Johnny Ringo – Bad Man of the Old West

Nature of parenting: That’s a question being asked these days by those trying to understand the motivation of criminals. Can a person be born bad? Or is the seed of his destruction sown in his formative years? Johnny Ringo, famous after his clashes with the Earps, certainly had a rough time when he was young.

John was born on May 3, 1850 in Wayne County, Indiana. In 1864, the young man was excited about the first real adventure of his life when his parents, Martin and Mary Ringo, decided that the family’s future lay in California. They packed up their five children, John, Martin, Fanny, Mary, and Mattie, and headed west.

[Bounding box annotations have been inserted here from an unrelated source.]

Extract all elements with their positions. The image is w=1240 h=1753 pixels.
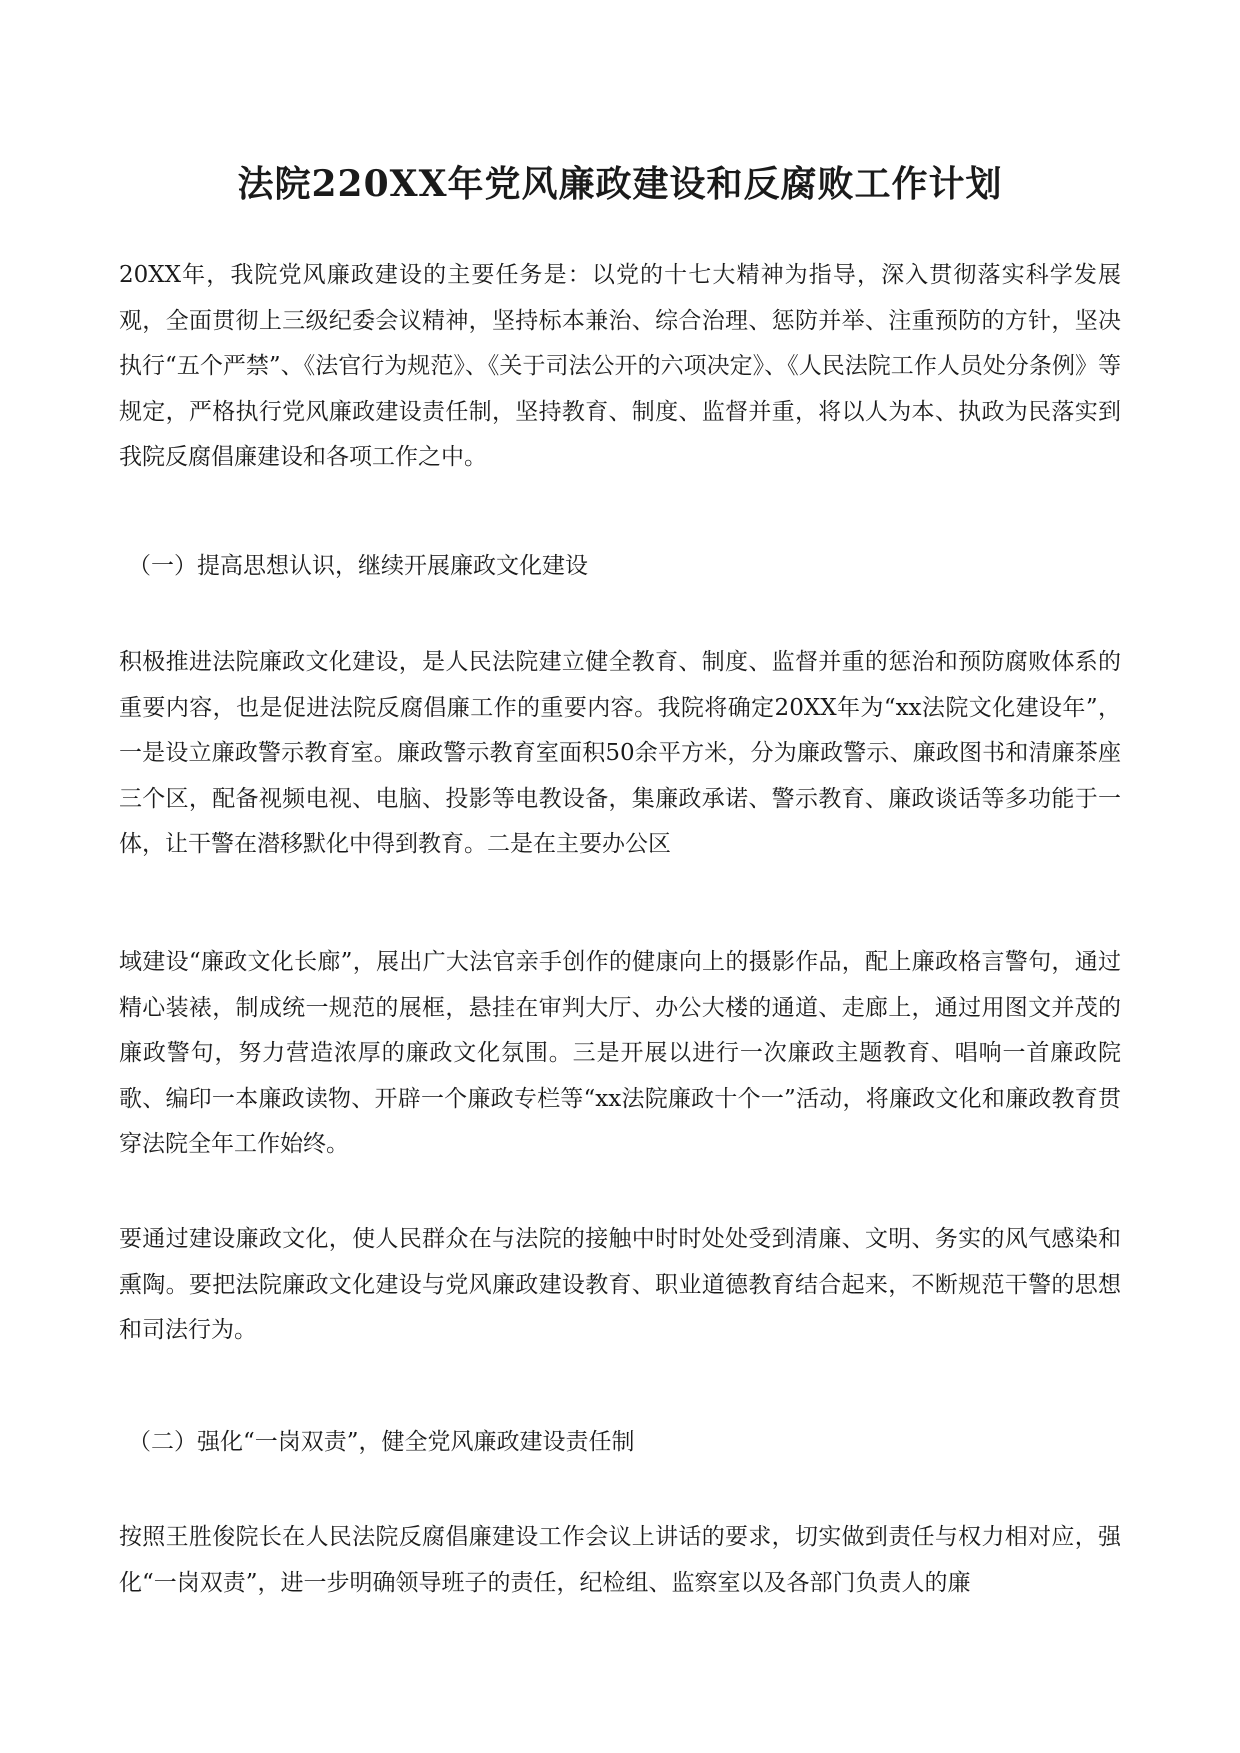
paragraph-culture-construction: 积极推进法院廉政文化建设，是人民法院建立健全教育、制度、监督并重的惩治和预防腐败体系的重要内容，也是促进法院反腐倡廉工作的重要内容。我院将确定20XX年为“xx法院文化建设年”，一是设立廉政警示教育室。廉政警示教育室面积50余平方米，分为廉政警示、廉政图书和清廉茶座三个区，配备视频电视、电脑、投影等电教设备，集廉政承诺、警示教育、廉政谈话等多功能于一体，让干警在潜移默化中得到教育。二是在主要办公区 bbox=[119, 649, 1121, 857]
paragraph-culture-corridor: 域建设“廉政文化长廊”，展出广大法官亲手创作的健康向上的摄影作品，配上廉政格言警句，通过精心装裱，制成统一规范的展框，悬挂在审判大厅、办公大楼的通道、走廊上，通过用图文并茂的廉政警句，努力营造浓厚的廉政文化氛围。三是开展以进行一次廉政主题教育、唱响一首廉政院歌、编印一本廉政读物、开辟一个廉政专栏等“xx法院廉政十个一”活动，将廉政文化和廉政教育贯穿法院全年工作始终。 bbox=[119, 949, 1121, 1157]
section-heading-2: （二）强化“一岗双责”，健全党风廉政建设责任制 bbox=[128, 1429, 635, 1455]
document-title: 法院220XX年党风廉政建设和反腐败工作计划 bbox=[237, 163, 1003, 205]
paragraph-responsibility: 按照王胜俊院长在人民法院反腐倡廉建设工作会议上讲话的要求，切实做到责任与权力相对应，强化“一岗双责”，进一步明确领导班子的责任，纪检组、监察室以及各部门负责人的廉 bbox=[119, 1524, 1121, 1596]
paragraph-intro: 20XX年，我院党风廉政建设的主要任务是：以党的十七大精神为指导，深入贯彻落实科学发展观，全面贯彻上三级纪委会议精神，坚持标本兼治、综合治理、惩防并举、注重预防的方针，坚决执行“五个严禁”、《法官行为规范》、《关于司法公开的六项决定》、《人民法院工作人员处分条例》等规定，严格执行党风廉政建设责任制，坚持教育、制度、监督并重，将以人为本、执政为民落实到我院反腐倡廉建设和各项工作之中。 bbox=[119, 262, 1121, 470]
section-heading-1: （一）提高思想认识，继续开展廉政文化建设 bbox=[128, 553, 588, 579]
paragraph-culture-influence: 要通过建设廉政文化，使人民群众在与法院的接触中时时处处受到清廉、文明、务实的风气感染和熏陶。要把法院廉政文化建设与党风廉政建设教育、职业道德教育结合起来，不断规范干警的思想和司法行为。 bbox=[119, 1226, 1121, 1343]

They set out on the Fort Leavenworth Military Road with 68 other wagons and headed for Fort Kearny.

The journey was to be fraught with hardship. On June 7, fourteen-year-old John was involved in an accident when a car rolled over his foot, seriously injuring him. And then, that same day, he saw another boy fall under a car that killed him. They say trouble comes in threes and they certainly did that day, for later a wagon driver accidentally shot one of his drivers in the head, killing him instantly.

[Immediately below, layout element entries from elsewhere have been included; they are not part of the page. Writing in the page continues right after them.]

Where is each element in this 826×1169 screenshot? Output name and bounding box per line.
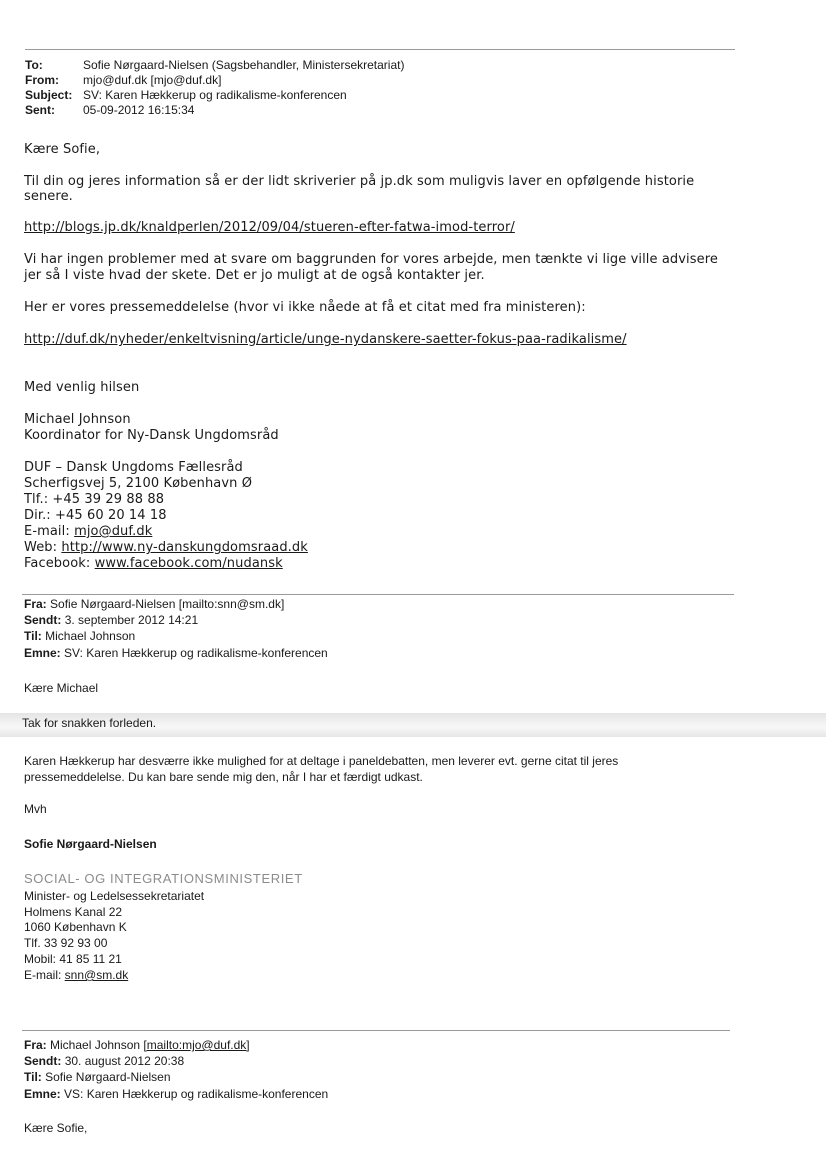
facebook-label: Facebook: <box>24 556 95 571</box>
duf-email-link[interactable]: mjo@duf.dk <box>74 524 153 539</box>
til-value: Michael Johnson <box>45 629 136 643</box>
message2-para-line2: pressemeddelelse. Du kan bare sende mig den, når I har et færdigt udkast. <box>24 770 423 784</box>
fra-label: Fra: <box>24 597 47 611</box>
ministry-email-label: E-mail: <box>24 968 65 982</box>
sent-value: 05-09-2012 16:15:34 <box>83 103 195 117</box>
sendt-value-3: 30. august 2012 20:38 <box>64 1054 185 1068</box>
message1-para1-line2: senere. <box>24 189 73 204</box>
message3-emne-row <box>24 1086 328 1103</box>
message2-emne-row <box>24 645 328 662</box>
message1-dir: Dir.: +45 60 20 14 18 <box>24 508 167 523</box>
message1-address: Scherfigsvej 5, 2100 København Ø <box>24 476 253 491</box>
to-value: Sofie Nørgaard-Nielsen (Sagsbehandler, Ministersekretariat) <box>83 58 405 72</box>
message3-til-row <box>24 1069 171 1086</box>
mailto-mjo-link[interactable]: [mailto:mjo@duf.dk] <box>143 1038 250 1052</box>
fra-value-3: Michael Johnson <box>50 1038 144 1052</box>
to-label: To: <box>25 58 43 72</box>
subject-value: SV: Karen Hækkerup og radikalisme-konferencen <box>83 88 347 102</box>
message1-para2-line1: Vi har ingen problemer med at svare om baggrunden for vores arbejde, men tænkte vi lige ville advisere <box>24 252 719 267</box>
ministry-tlf: Tlf. 33 92 93 00 <box>24 936 108 950</box>
ministry-mobil: Mobil: 41 85 11 21 <box>24 952 122 966</box>
sent-label: Sent: <box>25 103 55 117</box>
message2-sig-name: Sofie Nørgaard-Nielsen <box>24 837 157 851</box>
message2-fra-row <box>24 596 284 613</box>
message1-para1-line1: Til din og jeres information så er der lidt skriverier på jp.dk som muligvis laver en opfølgende historie <box>24 174 695 189</box>
facebook-link[interactable]: www.facebook.com/nudansk <box>94 556 283 571</box>
til-label-3: Til: <box>24 1070 42 1084</box>
emne-value: SV: Karen Hækkerup og radikalisme-konferencen <box>64 646 328 660</box>
top-divider <box>25 49 735 50</box>
message2-mvh: Mvh <box>24 802 47 816</box>
sendt-label-3: Sendt: <box>24 1054 62 1068</box>
emne-label: Emne: <box>24 646 61 660</box>
web-label: Web: <box>24 540 62 555</box>
emne-value-3: VS: Karen Hækkerup og radikalisme-konferencen <box>64 1087 329 1101</box>
jp-blog-link[interactable]: http://blogs.jp.dk/knaldperlen/2012/09/04/stueren-efter-fatwa-imod-terror/ <box>24 220 515 235</box>
fra-label-3: Fra: <box>24 1038 47 1052</box>
emne-label-3: Emne: <box>24 1087 61 1101</box>
message1-org: DUF – Dansk Ungdoms Fællesråd <box>24 460 243 475</box>
message2-sendt-row <box>24 612 198 629</box>
ministry-street: Holmens Kanal 22 <box>24 905 123 919</box>
subject-label: Subject: <box>25 88 73 102</box>
message2-divider <box>22 594 734 595</box>
sendt-value: 3. september 2012 14:21 <box>64 613 199 627</box>
message2-line1: Tak for snakken forleden. <box>22 716 157 730</box>
website-link[interactable]: http://www.ny-danskungdomsraad.dk <box>61 540 308 555</box>
message3-divider <box>22 1030 730 1031</box>
message2-para-line1: Karen Hækkerup har desværre ikke mulighed for at deltage i paneldebatten, men leverer evt. gerne citat til jeres <box>24 754 619 768</box>
header-subject-row <box>25 88 347 103</box>
from-label: From: <box>25 73 59 87</box>
header-sent-row <box>25 103 194 118</box>
header-to-row <box>25 58 404 73</box>
message1-sig-title: Koordinator for Ny-Dansk Ungdomsråd <box>24 428 279 443</box>
fra-value: Sofie Nørgaard-Nielsen [mailto:snn@sm.dk] <box>50 597 285 611</box>
email-label: E-mail: <box>24 524 75 539</box>
from-value: mjo@duf.dk [mjo@duf.dk] <box>83 73 222 87</box>
message1-para3: Her er vores pressemeddelelse (hvor vi ikke nåede at få et citat med fra ministeren): <box>24 300 586 315</box>
message3-sendt-row <box>24 1053 184 1070</box>
ministry-email-row <box>24 967 128 984</box>
message1-link2-row <box>24 331 627 349</box>
til-label: Til: <box>24 629 42 643</box>
message2-til-row <box>24 628 135 645</box>
message1-tlf: Tlf.: +45 39 29 88 88 <box>24 492 165 507</box>
ministry-city: 1060 København K <box>24 920 127 934</box>
press-release-link[interactable]: http://duf.dk/nyheder/enkeltvisning/article/unge-nydanskere-saetter-fokus-paa-radikalisme/ <box>24 332 627 347</box>
til-value-3: Sofie Nørgaard-Nielsen <box>45 1070 171 1084</box>
snn-email-link[interactable]: snn@sm.dk <box>64 968 129 982</box>
header-from-row <box>25 73 221 88</box>
sendt-label: Sendt: <box>24 613 62 627</box>
message1-para2-line2: jer så I viste hvad der skete. Det er jo muligt at de også kontakter jer. <box>24 268 485 283</box>
message1-closing: Med venlig hilsen <box>24 380 140 395</box>
message3-greeting: Kære Sofie, <box>24 1121 88 1135</box>
message1-sig-name: Michael Johnson <box>24 412 131 427</box>
message2-greeting: Kære Michael <box>24 681 99 695</box>
message1-greeting: Kære Sofie, <box>24 142 101 157</box>
ministry-name: SOCIAL- OG INTEGRATIONSMINISTERIET <box>24 871 303 886</box>
message1-link1-row <box>24 219 515 237</box>
message1-facebook-row <box>24 555 283 573</box>
message3-fra-row <box>24 1037 250 1054</box>
ministry-dept: Minister- og Ledelsessekretariatet <box>24 889 205 903</box>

John witnessed both accidents and his mother Mary (pictured) recorded it in her journal. The next day, John, still limping from his broken foot, accompanied several men on a buffalo hunt and participated in the slaughter of several of the creatures.

On June 13, the Ringos scooped up Great Platte River Road. The next day, Mary wrote that John had a chill and was seriously ill throughout the night and for days afterward. He but he recovered when they reached the Cottonwood Springs military post. Here the soldiers stopped the caravan and searched for horses bearing the American brand, but found none, so the wagons continued on their journey.

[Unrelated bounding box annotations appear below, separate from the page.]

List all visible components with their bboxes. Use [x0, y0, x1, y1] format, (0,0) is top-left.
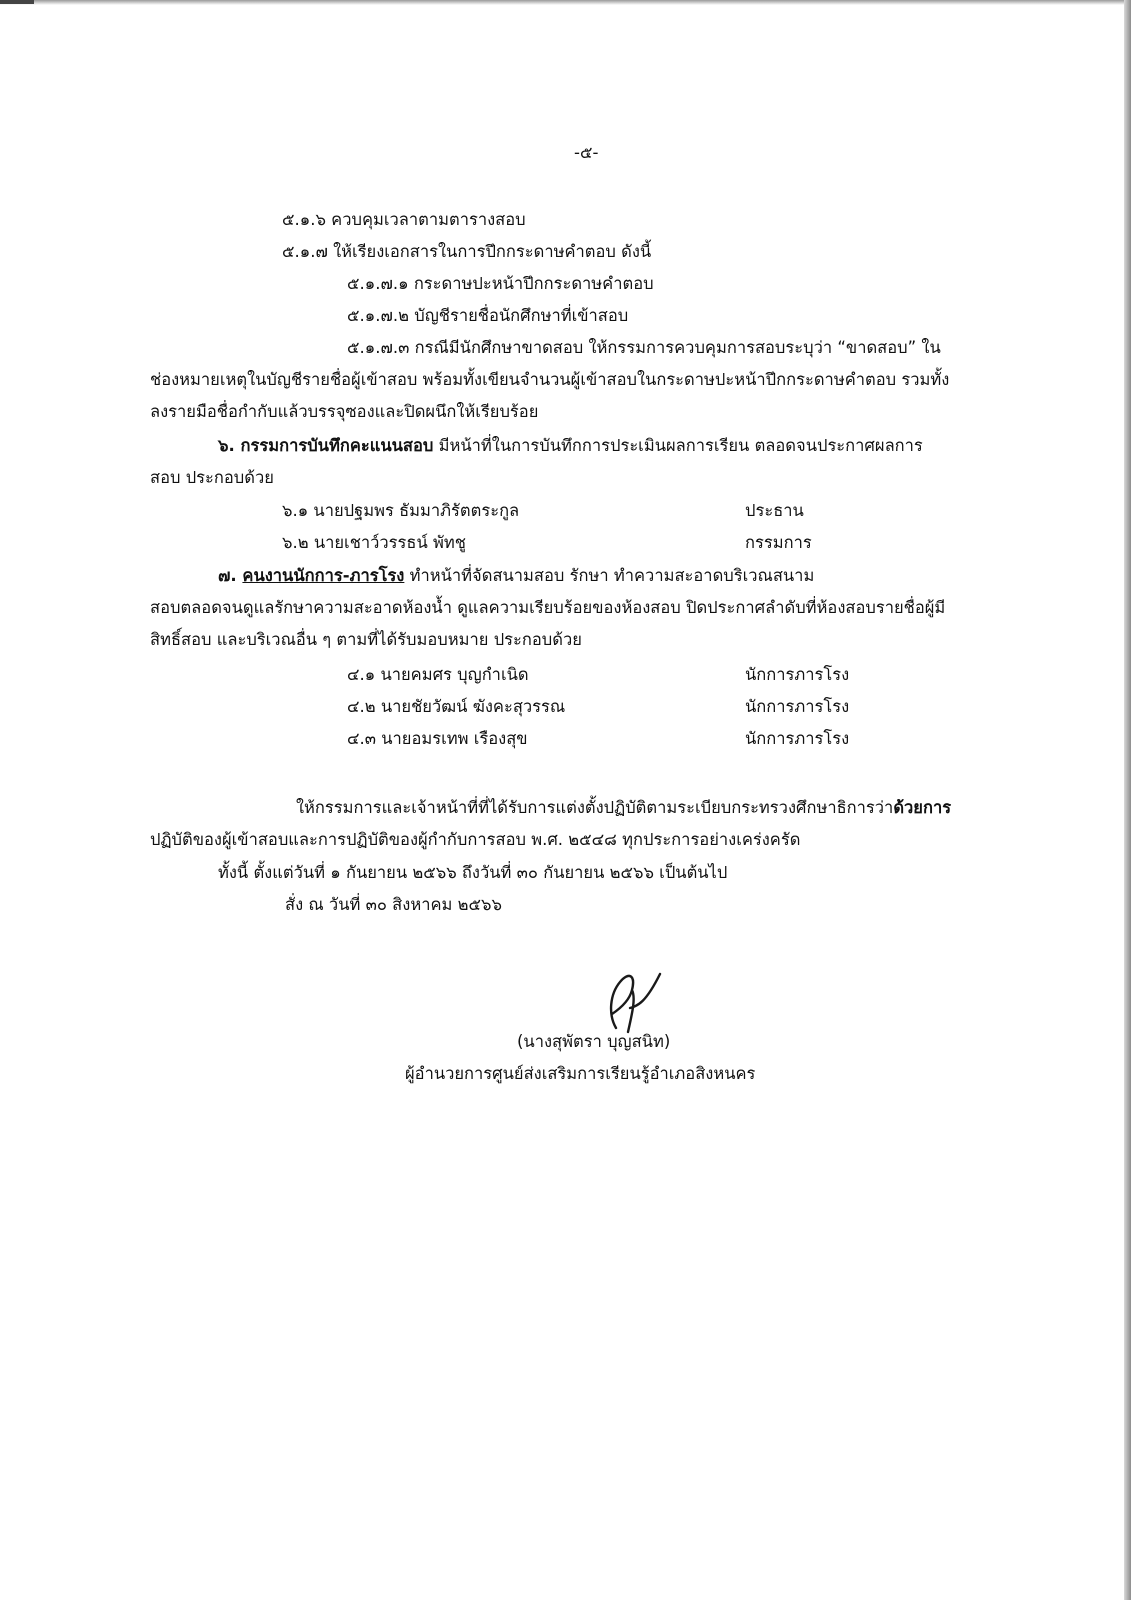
section-6-member-role: กรรมการ	[745, 533, 812, 552]
item-5-1-7-3-line3: ลงรายมือชื่อกำกับแล้วบรรจุซองและปิดผนึกให้เรียบร้อย	[150, 402, 539, 421]
section-6-line1	[218, 434, 923, 458]
section-7-heading: คนงานนักการ-ภารโรง	[242, 566, 405, 585]
section-6-member-name: ๖.๒ นายเชาว์วรรธน์ พัทชู	[282, 533, 466, 552]
section-7-member-role: นักการภารโรง	[745, 665, 850, 684]
scan-corner-mark	[0, 0, 34, 4]
section-7-member-role: นักการภารโรง	[745, 697, 850, 716]
section-7-member-role: นักการภารโรง	[745, 729, 850, 748]
section-6-line2: สอบ ประกอบด้วย	[150, 468, 274, 487]
closing-text-bold: ด้วยการ	[893, 798, 952, 817]
item-5-1-7-1: ๕.๑.๗.๑ กระดาษปะหน้าปึกกระดาษคำตอบ	[347, 274, 654, 293]
order-date-line: สั่ง ณ วันที่ ๓๐ สิงหาคม ๒๕๖๖	[285, 895, 502, 914]
item-5-1-7-2: ๕.๑.๗.๒ บัญชีรายชื่อนักศึกษาที่เข้าสอบ	[347, 306, 629, 325]
scan-right-edge	[1124, 0, 1131, 1600]
section-7-member-name: ๔.๓ นายอมรเทพ เรืองสุข	[347, 729, 528, 748]
section-6-text: มีหน้าที่ในการบันทึกการประเมินผลการเรียน ตลอดจนประกาศผลการ	[433, 436, 923, 455]
section-7-line3: สิทธิ์สอบ และบริเวณอื่น ๆ ตามที่ได้รับมอบหมาย ประกอบด้วย	[150, 630, 582, 649]
section-6-member-name: ๖.๑ นายปฐมพร ธัมมาภิรัตตระกูล	[282, 501, 520, 520]
signatory-position: ผู้อำนวยการศูนย์ส่งเสริมการเรียนรู้อำเภอสิงหนคร	[405, 1064, 756, 1083]
item-5-1-7-3-line1: ๕.๑.๗.๓ กรณีมีนักศึกษาขาดสอบ ให้กรรมการควบคุมการสอบระบุว่า “ขาดสอบ” ใน	[347, 338, 941, 357]
section-7-text: ทำหน้าที่จัดสนามสอบ รักษา ทำความสะอาดบริเวณสนาม	[404, 566, 815, 585]
section-7-member-name: ๔.๑ นายคมศร บุญกำเนิด	[347, 665, 529, 684]
page-number: -๕-	[574, 143, 599, 162]
handwritten-signature	[602, 968, 662, 1034]
signatory-name: (นางสุพัตรา บุญสนิท)	[517, 1032, 671, 1051]
item-5-1-7: ๕.๑.๗ ให้เรียงเอกสารในการปึกกระดาษคำตอบ ดังนี้	[282, 242, 652, 261]
item-5-1-6: ๕.๑.๖ ควบคุมเวลาตามตารางสอบ	[282, 210, 526, 229]
section-6-member-role: ประธาน	[745, 501, 804, 520]
section-7-number: ๗.	[218, 566, 243, 585]
effective-date-line: ทั้งนี้ ตั้งแต่วันที่ ๑ กันยายน ๒๕๖๖ ถึงวันที่ ๓๐ กันยายน ๒๕๖๖ เป็นต้นไป	[218, 863, 728, 882]
closing-line2: ปฏิบัติของผู้เข้าสอบและการปฏิบัติของผู้กำกับการสอบ พ.ศ. ๒๕๔๘ ทุกประการอย่างเคร่งครัด	[150, 830, 801, 849]
closing-line1	[296, 796, 951, 820]
scan-top-shadow	[0, 0, 1131, 5]
section-7-line2: สอบตลอดจนดูแลรักษาความสะอาดห้องน้ำ ดูแลความเรียบร้อยของห้องสอบ ปิดประกาศลำดับที่ห้องสอบรายชื่อผู้มี	[150, 598, 946, 617]
item-5-1-7-3-line2: ช่องหมายเหตุในบัญชีรายชื่อผู้เข้าสอบ พร้อมทั้งเขียนจำนวนผู้เข้าสอบในกระดาษปะหน้าปึกกระดาษคำตอบ รวมทั้ง	[150, 370, 950, 389]
section-6-heading: ๖. กรรมการบันทึกคะแนนสอบ	[218, 436, 434, 455]
section-7-line1	[218, 564, 814, 588]
closing-text: ให้กรรมการและเจ้าหน้าที่ที่ได้รับการแต่งตั้งปฏิบัติตามระเบียบกระทรวงศึกษาธิการว่า	[296, 798, 894, 817]
section-7-member-name: ๔.๒ นายชัยวัฒน์ ฆังคะสุวรรณ	[347, 697, 566, 716]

On June 25, the wagons stopped at The South Platte Crossing, where they were forced to remain for two weeks as heavy rains and strong winds lashed them. Mary wrote that during the stay several Indians came to the camp and that one carried a saber that he said he had taken from a soldier he had killed. Independence Day passed without celebration, and it was July 9 that it was deemed safe to cross the river that led to the North Platte.

On July 16, several of the animals in the caravan became ill from the alkali in the water they had been drinking and died. And then two of the oxen also died of the disease. By now there was a very real threat from hostile Indians and soon the caravan came upon the corpse of a white man with his scalp half eaten by vultures.

On July 30, John’s father, Martin, was standing in one of the wagons, looking for Indians when he accidentally discharged his shotgun, sending the load to his own head. John and his traveling companion William Davenport witnessed the grisly event.

“Hearing the shot, I saw his hat fly 20 feet into the air and his brains were scattered everywhere.” Davenport wrote.

John helped dig a grave and his father was buried and left on the road. Mary’s diary contains details of this fateful day and she recorded that her own heart was bleeding as the caravan moved on, leaving the grave behind them.

On August 1, the railway carriage arrived at Platte Bridge station, but misfortune struck the Ringo clan when the eldest girl, Fanny, suffered a fit of what Mary called “cholremorbus”. The term cholera morbus was used in the 19th and early 20th centuries to describe both non-epidemic cholera and other gastrointestinal diseases.

On October 7, the Ringo clan was in Austin, Nevada and Mary gave birth to a stillborn son with a deformed face. Her shock at the death of her husband was said to have traumatized her and caused both the deformity and stillbirth. John looked at the hideous face of the dead baby and turned away in disgust.

On the last day of October, the family arrived in the Sacramento Valley just before the first snowfall and stayed with relatives for some time. A year later, Mary moved her family into a house on Second Street in San Jose. The Younger Ringo: Martin died in 1873 of tuberculosis, only 19 years old. Fanny and Mattie grew up and got married. Maria the Younger became a school teacher, and the mother Maria died in 1876.

It has been said that John Ringo was forever affected by seeing his father blow his brains out and that seeing his deformed stillborn brother pushed him over the edge. He started drinking heavily when he was 15 and ran away to Texas and eventually ended up in the Arizona Territory, where he joined the Clanton faction and became the infamous Johnny Ringo.

He was assassinated, as we all know, in July 1882.